Presentazione
Analisi, opinioni, fatti e (più di rado) arte da una prospettiva di classe.
05/09/2014
Gli Imam del Califfo in Italia dai Balcani a reclutare jihadisti
Arrestato in Bosnia il predicatore musulmano che reclutava in Italia per conto dell’Is. Proselitismo attraverso Internet. Era stato il reclutatore di Ismar Mesinovic, l’imbianchino bosniaco che viveva fino a dicembre nel bellunese, e morto in combattimento in Siria tra le milizie del Califfato.

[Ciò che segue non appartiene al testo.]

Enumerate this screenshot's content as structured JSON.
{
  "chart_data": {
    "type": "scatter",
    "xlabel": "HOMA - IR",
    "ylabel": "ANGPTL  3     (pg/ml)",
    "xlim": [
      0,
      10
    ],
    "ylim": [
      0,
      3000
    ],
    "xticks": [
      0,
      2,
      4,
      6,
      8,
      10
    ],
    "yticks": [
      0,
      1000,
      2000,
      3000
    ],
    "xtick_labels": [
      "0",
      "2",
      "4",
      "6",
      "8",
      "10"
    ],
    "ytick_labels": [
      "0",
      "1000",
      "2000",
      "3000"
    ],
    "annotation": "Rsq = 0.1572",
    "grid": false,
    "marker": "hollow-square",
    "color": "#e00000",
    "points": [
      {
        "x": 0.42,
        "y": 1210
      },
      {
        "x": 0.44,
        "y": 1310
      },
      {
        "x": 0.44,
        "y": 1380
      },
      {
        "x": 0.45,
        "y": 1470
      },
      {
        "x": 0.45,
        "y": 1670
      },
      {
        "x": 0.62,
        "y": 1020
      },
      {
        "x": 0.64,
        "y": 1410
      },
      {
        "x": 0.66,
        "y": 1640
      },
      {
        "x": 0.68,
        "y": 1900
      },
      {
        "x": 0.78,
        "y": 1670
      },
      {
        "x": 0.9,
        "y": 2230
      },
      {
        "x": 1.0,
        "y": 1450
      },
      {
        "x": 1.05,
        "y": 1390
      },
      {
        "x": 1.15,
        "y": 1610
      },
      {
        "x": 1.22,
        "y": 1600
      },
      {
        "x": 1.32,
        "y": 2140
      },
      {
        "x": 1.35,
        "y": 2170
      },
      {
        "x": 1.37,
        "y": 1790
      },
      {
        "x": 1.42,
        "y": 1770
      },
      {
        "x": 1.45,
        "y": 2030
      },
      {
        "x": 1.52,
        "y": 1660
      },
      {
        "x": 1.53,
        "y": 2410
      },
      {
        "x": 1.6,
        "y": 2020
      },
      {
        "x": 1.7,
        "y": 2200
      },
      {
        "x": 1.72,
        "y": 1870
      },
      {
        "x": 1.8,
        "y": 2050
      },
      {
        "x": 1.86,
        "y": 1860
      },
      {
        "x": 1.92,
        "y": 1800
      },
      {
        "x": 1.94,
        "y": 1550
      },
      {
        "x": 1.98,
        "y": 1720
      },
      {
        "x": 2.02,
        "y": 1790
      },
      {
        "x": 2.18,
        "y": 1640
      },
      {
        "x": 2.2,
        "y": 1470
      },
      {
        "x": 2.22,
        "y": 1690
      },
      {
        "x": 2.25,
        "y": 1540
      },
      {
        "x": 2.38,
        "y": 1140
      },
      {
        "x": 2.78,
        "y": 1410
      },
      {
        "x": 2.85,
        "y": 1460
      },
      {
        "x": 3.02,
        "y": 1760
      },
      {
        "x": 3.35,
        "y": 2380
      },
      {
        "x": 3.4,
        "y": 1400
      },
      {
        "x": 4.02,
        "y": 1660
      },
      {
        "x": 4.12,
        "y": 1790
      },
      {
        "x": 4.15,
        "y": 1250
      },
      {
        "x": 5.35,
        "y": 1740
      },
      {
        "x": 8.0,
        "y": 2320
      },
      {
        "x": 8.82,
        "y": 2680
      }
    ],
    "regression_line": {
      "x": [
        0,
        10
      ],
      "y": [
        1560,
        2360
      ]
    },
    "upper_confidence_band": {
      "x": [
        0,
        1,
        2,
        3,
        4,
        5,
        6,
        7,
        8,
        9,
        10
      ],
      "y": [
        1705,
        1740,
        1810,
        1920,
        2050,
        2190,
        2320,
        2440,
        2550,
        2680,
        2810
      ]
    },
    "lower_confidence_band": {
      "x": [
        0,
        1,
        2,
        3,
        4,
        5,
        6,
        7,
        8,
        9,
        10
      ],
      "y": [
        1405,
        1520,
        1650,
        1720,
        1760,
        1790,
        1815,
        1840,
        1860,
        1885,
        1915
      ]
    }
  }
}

Era una sorta di ‘missionario’ musulmano Bilal Hussein Bosnic, 42 anni, conosciuto come Cheb Bilal nella comunità wahabita slava di cui era leader. Missionario per la conversione all’Islam più radicale. Ha trascorso l’inverno scorso in diverse città del Nord Italia, tra cui Bergamo, Cremona e Pordenone. Ora è finito in manette in Bosnia, la sua terra di origine, sul territorio della Srbska Republika, l’entità statale serba, in una operazione antiterrorismo che ha portato in cella altri 15 islamisti accusati di aver reclutato giovani bosniaci mandati a combattere con l’IS in Siria e Iraq.
Operazione «Damasco», il nome in codice. Arresti compiuti tra molti città simbolo della Bosnia lacerata dalla guerra di 20 anni fa: la Sarajevo dell’assedio e la sua porta di accesso dall’Erzegovina croata che è Kiseljak, Zenica la base dei primi mujaheddin arrivati con Bin Laden in Europa, poi Srebrenica del massacro compiuto da Mladic, e Zvornik, cittadina al confine con la Serbia vera, quella di Belgrado. Oltra ai villaggi di Gornja Maoca e Bocinja noti per ospitare dalla guerra le più rigide comunità di wahabiti. Nelle perquisizioni sono state ritrovate anche grandi quantità di armi.
Interessante il percorso italiano del predicatore. Una vera e propria tournée nel Nord Italia. A Bergamo, per esempio, ‘Cheb Bilal’ è stato ospite del gruppo Islamsko Dzemat Bergamo, che si riuniva in una sala comunale alla periferia della città. Sarebbe stato proprio Bilal Bosnic ad aver spinto al fanatismo Ismar Mesinovic, imbianchino bosniaco che viveva fino a dicembre nel bellunese. Poi ha lasciato la moglie, è andato in Siria passando dai Balcani e portando con sé il figlioletto di due anni. Ucciso nei dintorni di Aleppo, mentre combatteva con l’esercito del Califfo.
Bosnic aveva incontrato l’imbianchino di Longarone suo connazionale nella tappa a Pordenone. I due erano rimasti in contatto attraverso i social network e le chat. E l’Imam ha fatto con lui quello che ha continuato a fare con tutti i seguaci della sua community virtuale: propaganda, pressioni psicologiche, bombardamento ideologico. Consigliava video in cui si inneggiava alla violenza, allo scontro fisico, all’eliminazione del nemico. Indicava portali dove poter trovare materiale ‘utile’, ad esempio filmati in cui si insegna come si sgozza un uomo o come si costruisce un ordigno.
Ci sono intercettazioni telematiche, nel fascicolo aperto dalla procura veneta, in cui Bosnic assicura alle potenziali “reclute” della Jihad, qualche decina di persone per la maggior parte residenti italiani di origine slava ma anche cittadini italiani convertiti, “il paradiso”, “la vita eterna”, “la gloria di Allah”. Nel frattempo l’universo del reclutamento jihadista è cambiato dai tempi di Al Qaeda. Dopo i kamikaze, i martiri attraverso cui terrorizzare il mondo, ad Al Baghdadi servono combattenti che si uniscano in fretta all’esercito dell’Is in Iraq e in Siria. Ed il proselitismo si fa con Internet.